Легко понять, почему революцию 1917 года крестьяне поначалу сочли «своей», «народной». Мало того что сама революция ассоциировалась со всеобщим покаянием и воздаянием по заслугам, — этот эсхатологический мотив был близок крестьянской массе с её неофициальной, стихийной религиозностью, — большевики сыграли и на желании крестьян устроить справедливое «поравнение», на их эсхатологическом восприятии революции как некоего прообраза Судного дня. Так сакральный и материальный мотивы сочетались друг с другом. Переворот в октябре 1917-го практически был совершён руками крестьян, отпущенных с фронта с оружием (ленинский «Декрет о мире») и ориентированных, говоря по-старому, на «чёрный передел» («Декрет о земле»). Крестьянам была обещана земля в собственное пользование, и они приняли эти новости за долгожданное «поравнение»[193]. Но вскоре поняли, что ошиблись.
Декрет Второго Всероссийского съезда Советов о земле вроде бы открывает дорогу к переделу земли, но в 1925-м крестьян вновь «прикрепляют к земле»: введён институт прописки и паспорта, но колхозники паспортов не получили[194]. Крестьяне тем временем придумывают собственную расшифровку аббревиатуры ВКП (б) — «второе крепостное право (большевиков)».
В 1927 году на фоне «кризиса хлебозаготовок» начинается «великий перелом» — раскулачивание и переход к сплошной коллективизации. При этом вывоз зерна за границу растёт такими же темпами, как и до 1917 года. Парадокс в том, что хлебная политика советской России повторяет хлебную политику царской России. Вроде бы произошла революция, но в действительности ничего не изменилось, лишь к экономической «чрезвычайщине» прибавилась политическая.

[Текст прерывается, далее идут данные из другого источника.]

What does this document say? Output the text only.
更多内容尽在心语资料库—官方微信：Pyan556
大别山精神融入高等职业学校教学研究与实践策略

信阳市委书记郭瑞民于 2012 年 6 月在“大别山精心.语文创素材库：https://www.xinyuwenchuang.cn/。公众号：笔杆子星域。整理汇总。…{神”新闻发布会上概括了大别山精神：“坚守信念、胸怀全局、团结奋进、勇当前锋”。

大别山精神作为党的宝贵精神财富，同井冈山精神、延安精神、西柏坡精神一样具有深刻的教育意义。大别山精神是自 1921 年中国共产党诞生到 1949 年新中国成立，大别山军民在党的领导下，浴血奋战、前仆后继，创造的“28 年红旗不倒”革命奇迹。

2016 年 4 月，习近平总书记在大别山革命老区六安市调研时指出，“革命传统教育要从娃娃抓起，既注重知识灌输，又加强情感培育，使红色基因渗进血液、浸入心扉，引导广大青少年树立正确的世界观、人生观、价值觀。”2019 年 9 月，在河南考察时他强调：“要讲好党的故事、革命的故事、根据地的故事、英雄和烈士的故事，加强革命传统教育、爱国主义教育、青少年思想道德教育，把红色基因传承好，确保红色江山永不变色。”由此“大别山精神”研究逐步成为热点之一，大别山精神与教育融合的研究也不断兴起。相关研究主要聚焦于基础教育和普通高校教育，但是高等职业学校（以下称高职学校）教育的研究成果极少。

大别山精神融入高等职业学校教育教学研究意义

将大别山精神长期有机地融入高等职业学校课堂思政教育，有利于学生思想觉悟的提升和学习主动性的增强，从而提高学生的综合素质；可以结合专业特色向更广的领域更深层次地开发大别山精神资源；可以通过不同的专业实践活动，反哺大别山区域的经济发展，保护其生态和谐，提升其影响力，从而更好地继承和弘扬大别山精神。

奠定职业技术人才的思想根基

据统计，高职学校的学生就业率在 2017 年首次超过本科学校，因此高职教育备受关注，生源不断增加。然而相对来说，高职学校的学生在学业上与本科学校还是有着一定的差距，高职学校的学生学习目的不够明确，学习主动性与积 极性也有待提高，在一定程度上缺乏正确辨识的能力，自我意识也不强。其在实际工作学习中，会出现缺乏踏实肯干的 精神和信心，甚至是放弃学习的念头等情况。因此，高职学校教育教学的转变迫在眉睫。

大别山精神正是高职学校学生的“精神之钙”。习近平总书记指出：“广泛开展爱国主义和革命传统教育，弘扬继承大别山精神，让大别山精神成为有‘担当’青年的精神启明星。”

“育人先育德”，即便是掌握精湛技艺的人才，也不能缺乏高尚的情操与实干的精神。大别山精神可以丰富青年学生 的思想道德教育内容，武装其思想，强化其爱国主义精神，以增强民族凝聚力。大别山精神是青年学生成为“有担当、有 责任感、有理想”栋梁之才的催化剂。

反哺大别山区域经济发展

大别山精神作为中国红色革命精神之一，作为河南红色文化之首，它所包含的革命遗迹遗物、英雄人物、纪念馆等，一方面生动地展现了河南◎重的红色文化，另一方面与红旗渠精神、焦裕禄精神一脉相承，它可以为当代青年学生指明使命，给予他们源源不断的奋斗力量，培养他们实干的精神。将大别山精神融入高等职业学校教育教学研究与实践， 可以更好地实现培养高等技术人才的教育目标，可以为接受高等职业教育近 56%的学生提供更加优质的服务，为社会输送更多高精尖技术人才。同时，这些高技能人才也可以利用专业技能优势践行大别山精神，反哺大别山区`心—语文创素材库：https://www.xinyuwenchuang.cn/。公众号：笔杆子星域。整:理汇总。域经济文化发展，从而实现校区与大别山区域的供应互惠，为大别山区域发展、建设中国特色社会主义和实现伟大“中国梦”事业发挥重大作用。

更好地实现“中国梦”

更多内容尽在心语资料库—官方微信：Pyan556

Сколь велика была ошибка, легко понять, прочитав небольшую брошюру Максима Горького «О русском крестьянстве», изданную в Берлине в 1922 году. Пролетарский классик пишет: «Как евреи, выведенные Моисеем из рабства Египетского, вымрут полудикие, глупые, тяжёлые люди русских сёл и деревень — все те почти страшные люди, о которых говорилось выше, и их заменит новое племя — грамотных, разумных, бодрых людей»[195].
Крестьяне совершают массовый исход в города, спасаясь от голода и раскулачивания. Базой советской власти становится социальный гибрид: коллективизированные крестьяне в деревнях и урбанизированные крестьяне в городах. Один крестьянин вспоминал: «Была молва, что искусственный голод сделан Калининым, чтобы люди шли в колхоз. Как Дуров животных приучал голодом. Если колхозник перенесёт голод, то привыкнет к колхозу и лучше будет ценить колхозное производство»[196].
Как официальная, так и неофициальная («оппозиционная») российская идеология выстраивалась примерно одним и тем же образом. Традиционная парадигма социальных смыслов подменялась искусственной, удобной для поддержания компрадорской государственности, а разрывы традиции становились теми лакунами, в которые вставлялись эти искусственные идеологические конструкции.
Официальная идеологическая матрица испытывает недостаток легитимации, поскольку прямое столкновение с исторической реальностью всё время ставит под угрозу её легитимность. Отсюда наличие защитного пояса в системе господствующей российской идеологии в виде набора ложных дилемм и ложных альтернатив, под властью которых сознание обывателя обречено постоянно ходить по кругу, таких как «спор западников и почвенников» или альтернатива «коммунизм — либерализм».